There are other benefits to working with a well known Portuguese brand — Nam is more likely to infiltrate Portuguese daily habits and gain trust. Overall the reception to Natan’s mushrooms has been good. “People love it and most people are excited,” he tells MOLD, “but there is still a lot to be done for people to actually buy it, which is totally different, because they still don’t really understand why it’s better to buy mushrooms that are locally grown with locally available waste because the Portuguese are still very price sensitive. So this is something that needs to change and people need to be educated about what a circular economy is.”
As for the price of these mushrooms, Nam aims to make the locally grown fungi accessible and affordable to a wider audience. Globally, environmentally friendly products are very often for the wealthy, something that needs to change everywhere, “I don’t want things that are good for the environment to be expensive and bad things to be cheap. If I can [fight against] that, then I can prove that I can have a business model that is scalable and that has a positive impact.
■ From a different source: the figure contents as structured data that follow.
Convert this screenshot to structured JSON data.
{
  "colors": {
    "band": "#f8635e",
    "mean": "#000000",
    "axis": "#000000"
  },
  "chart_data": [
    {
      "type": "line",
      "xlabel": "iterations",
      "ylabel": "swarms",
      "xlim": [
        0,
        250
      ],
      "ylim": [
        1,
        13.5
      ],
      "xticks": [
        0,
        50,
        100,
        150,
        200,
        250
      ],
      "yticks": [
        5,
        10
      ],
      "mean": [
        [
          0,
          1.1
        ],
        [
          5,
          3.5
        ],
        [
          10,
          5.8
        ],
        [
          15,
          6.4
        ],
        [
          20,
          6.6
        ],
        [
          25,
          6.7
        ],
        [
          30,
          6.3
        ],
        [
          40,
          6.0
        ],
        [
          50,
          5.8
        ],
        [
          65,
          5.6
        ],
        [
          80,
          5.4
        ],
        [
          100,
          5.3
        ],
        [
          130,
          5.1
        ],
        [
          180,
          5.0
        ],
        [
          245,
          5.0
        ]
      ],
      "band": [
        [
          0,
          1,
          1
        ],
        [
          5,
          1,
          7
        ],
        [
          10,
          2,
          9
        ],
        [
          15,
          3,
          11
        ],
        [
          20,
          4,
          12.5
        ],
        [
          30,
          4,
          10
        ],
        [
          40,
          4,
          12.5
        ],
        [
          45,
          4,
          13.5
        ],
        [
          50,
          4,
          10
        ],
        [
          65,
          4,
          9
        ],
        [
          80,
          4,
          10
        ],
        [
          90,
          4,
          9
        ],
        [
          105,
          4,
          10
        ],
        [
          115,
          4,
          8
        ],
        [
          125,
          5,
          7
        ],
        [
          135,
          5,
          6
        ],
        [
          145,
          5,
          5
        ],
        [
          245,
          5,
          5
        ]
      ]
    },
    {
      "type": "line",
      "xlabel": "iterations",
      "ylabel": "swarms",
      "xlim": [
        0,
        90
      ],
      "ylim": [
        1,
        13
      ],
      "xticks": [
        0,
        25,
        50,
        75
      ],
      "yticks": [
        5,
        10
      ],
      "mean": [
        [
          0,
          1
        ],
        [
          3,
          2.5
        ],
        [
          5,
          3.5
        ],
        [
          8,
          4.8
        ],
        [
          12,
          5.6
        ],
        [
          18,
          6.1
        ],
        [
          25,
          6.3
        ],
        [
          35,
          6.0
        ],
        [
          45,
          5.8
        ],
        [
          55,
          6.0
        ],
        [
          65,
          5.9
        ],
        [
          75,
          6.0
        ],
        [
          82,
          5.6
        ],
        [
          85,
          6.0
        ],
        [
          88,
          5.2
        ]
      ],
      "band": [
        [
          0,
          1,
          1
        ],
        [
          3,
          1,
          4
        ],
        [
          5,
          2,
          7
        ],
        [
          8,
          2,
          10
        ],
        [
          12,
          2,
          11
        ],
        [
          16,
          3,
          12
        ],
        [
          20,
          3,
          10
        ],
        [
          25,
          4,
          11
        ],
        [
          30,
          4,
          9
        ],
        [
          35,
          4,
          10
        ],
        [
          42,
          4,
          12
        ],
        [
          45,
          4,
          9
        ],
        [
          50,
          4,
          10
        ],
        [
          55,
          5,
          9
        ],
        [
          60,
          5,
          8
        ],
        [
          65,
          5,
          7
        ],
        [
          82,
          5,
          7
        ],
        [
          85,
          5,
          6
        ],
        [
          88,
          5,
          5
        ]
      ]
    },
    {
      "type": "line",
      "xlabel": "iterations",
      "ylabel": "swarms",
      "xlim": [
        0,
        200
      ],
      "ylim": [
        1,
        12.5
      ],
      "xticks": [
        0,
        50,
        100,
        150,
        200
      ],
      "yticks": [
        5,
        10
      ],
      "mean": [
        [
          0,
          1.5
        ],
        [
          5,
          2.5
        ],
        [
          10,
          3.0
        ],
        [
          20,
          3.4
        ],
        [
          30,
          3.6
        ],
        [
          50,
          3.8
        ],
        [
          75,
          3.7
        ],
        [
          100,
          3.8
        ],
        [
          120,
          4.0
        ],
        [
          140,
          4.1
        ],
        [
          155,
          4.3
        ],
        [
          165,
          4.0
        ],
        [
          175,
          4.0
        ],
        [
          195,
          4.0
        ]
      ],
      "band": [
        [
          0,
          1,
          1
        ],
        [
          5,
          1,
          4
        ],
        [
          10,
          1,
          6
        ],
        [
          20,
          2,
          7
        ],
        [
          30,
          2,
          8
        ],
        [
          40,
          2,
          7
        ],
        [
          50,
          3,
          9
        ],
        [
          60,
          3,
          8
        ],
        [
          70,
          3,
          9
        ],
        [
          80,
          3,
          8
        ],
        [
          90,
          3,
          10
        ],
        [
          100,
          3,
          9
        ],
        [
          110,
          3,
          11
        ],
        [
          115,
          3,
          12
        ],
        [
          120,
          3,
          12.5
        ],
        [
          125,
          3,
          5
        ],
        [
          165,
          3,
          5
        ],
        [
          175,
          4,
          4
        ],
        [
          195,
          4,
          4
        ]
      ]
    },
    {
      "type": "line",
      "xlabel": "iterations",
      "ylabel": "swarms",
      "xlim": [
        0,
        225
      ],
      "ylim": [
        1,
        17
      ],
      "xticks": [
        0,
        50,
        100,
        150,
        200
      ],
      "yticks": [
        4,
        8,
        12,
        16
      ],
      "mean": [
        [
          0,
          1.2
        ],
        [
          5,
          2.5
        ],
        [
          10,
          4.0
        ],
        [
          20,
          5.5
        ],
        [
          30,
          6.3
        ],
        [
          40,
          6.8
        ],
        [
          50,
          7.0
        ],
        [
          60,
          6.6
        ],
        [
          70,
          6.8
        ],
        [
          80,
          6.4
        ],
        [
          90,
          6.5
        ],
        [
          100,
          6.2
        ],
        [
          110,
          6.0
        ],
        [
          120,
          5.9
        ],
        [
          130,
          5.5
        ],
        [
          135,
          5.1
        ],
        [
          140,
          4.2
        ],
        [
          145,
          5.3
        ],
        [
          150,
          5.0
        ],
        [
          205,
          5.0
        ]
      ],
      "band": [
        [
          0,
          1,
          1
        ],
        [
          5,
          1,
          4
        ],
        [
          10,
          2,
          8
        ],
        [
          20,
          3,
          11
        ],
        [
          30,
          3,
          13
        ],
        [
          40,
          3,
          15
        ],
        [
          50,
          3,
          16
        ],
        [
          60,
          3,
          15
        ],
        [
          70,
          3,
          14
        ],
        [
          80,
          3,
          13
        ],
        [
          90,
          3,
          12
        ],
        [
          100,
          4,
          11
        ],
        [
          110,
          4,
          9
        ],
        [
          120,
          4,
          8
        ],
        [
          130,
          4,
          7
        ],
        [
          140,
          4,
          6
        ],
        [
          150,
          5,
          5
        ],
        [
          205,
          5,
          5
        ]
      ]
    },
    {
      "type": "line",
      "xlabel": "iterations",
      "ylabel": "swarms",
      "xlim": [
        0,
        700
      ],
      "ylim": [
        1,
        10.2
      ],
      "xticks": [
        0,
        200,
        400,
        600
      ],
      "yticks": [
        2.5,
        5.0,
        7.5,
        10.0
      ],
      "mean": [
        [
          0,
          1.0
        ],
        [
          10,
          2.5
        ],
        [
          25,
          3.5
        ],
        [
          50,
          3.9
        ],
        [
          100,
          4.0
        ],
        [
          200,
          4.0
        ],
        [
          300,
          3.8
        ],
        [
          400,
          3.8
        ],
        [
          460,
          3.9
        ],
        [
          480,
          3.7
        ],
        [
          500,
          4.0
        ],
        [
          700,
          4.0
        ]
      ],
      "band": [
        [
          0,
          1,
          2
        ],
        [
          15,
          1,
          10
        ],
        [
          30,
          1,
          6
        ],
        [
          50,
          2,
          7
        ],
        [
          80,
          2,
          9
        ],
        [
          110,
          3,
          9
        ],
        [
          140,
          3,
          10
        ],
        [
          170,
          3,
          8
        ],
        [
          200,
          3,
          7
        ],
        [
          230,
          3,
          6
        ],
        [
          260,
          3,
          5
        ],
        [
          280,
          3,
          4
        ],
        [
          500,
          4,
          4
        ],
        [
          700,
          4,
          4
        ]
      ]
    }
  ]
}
This isn’t a criticism, it’s where Nam is too at the moment, but restaurants [in Lisbon] that are circular economy initiatives are still expensive and so you don’t bring these concepts to the mass market… if you cannot compete with traditional industries and ways of doing things, the mainstream is never going to change.” This attitude highlights an ambition that goes beyond mushrooms and reaches to change a wider system.
Natan, like many foreigners who have come to Portugal for a better quality of life, has made the country his home. His vision for Nam is for it to be a part of the community that he now lives in, when asked what his overarching aim for Nam would be, he says, “To centralise all the coffee waste that we receive and deliver these grow kits to a smaller, local farm to cultivate mushrooms and sell to that local community. Imagine that a small neighborhood only consumes 200 kilos of mushrooms a month, so they have one container but a bigger neighborhood would have a larger container. So [mushroom farmers] only sell locally—you create jobs locally and you solve a [waste] problem locally.”
Whilst difficult to achieve, Natan outlines a beautiful vision, one that could be applied to other types of food, or even other products. It is, in essence, going back to the roots of where business, commerce and entrepreneurship began—in local communities. Like the vast mycelium networks that mushrooms themselves make, connecting all living matter to each other, we also need to be as interwoven to the place we live in as much as possible to make a real impact.